Sobre o Debate AD e Arminianismo
SOBRE O DEBATE AD E ARMINIANISMO
Na última semana surgiu um debate interessante sobre a identidade teológica das Assembleias de Deus e o arminianismo. A fim de contribuir com o debate, afirmo os seguintes pontos:
- A Assembleia de Deus no Brasil e nos Estados Unidos vem de origem batista. O evangelista batista William Durham (1873-1912) é o grande influenciador dessas duas denominações. Como batista Durham era defensor do congregacionalismo e da santificação progressiva (diferente do ensinamento wesleyano). Durham foi criado numa tradição reformada e difundiu o ensino da santificação em três estágios, tão comum nos manuais doutrinários das Assembleias de Deus. Durham também desassociou o Batismo no Espírito Santo da santificação, ou seja, o Batismo no Espírito é um revestimento de poder para a obra evangelística e não uma bênção santificadora (como era defendido pelos pioneiros William Seymour, Charles Parham e Florence L. Crawford, todos eles de origem wesleyana). É por isso que a AD sempre foi contra o batismo infantil, a ideia de sacramentos e o clericalismo.

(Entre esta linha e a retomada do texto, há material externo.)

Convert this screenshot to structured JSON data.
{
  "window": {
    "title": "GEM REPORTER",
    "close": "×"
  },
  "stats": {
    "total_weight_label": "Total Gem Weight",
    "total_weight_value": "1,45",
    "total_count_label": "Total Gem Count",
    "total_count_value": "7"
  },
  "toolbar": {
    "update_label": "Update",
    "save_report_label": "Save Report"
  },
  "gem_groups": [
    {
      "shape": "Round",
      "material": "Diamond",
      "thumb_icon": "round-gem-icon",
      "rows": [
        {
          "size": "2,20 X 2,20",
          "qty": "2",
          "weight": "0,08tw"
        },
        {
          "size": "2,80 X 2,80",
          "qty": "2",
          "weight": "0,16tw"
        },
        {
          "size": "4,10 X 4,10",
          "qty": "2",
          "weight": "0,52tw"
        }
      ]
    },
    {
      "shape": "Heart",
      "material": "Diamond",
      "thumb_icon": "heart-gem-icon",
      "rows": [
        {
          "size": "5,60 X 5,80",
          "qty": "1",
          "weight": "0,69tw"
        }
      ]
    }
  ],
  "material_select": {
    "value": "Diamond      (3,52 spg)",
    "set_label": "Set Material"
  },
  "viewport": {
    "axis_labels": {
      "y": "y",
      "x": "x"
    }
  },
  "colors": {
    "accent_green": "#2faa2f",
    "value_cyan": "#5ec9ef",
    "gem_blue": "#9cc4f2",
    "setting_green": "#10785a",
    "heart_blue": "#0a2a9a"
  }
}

- Na soteriologia, a origem da Assembleia de Deus é o arminianismo clássico, mas não wesleyano. No modelo de igreja essa denominação nasceu congregacional, mas infelizmente, a partir da década de 1950, e apenas no Brasil, mudou para um regime episcopal bem peculiar – com a influência da matriz católica na alma do brasileiro. Embora a figura do pastor-presidente seja a mesma do bispo, ele não detém o monopólio do púlpito, nem mesmo nos cultos dominicais, ou seja, é um "clericalismo aberto".
- A AD nunca se comportou como militante do arminianismo, mas a essência da doutrina assembleiana sempre foi arminiana. Sempre se ensinou a possibilidade real de apostasia, a expiação ilimitada, a depravação total e a eleição condicional (ou coletiva).
- Embora a teologia batista dos assembleianos os leve a rejeitar formalmente a ideia de sacramentos, na prática, porém, os assembleianos são sacramentalistas. Exemplo disso é a forma como a Ceia é celebrada. A Ceia normalmente é o culto mais concorrido e ainda é chamado de “Santa Ceia”.
- Em suma, somos uma mistura muito louca, impensável até, uma igreja bem brasileira.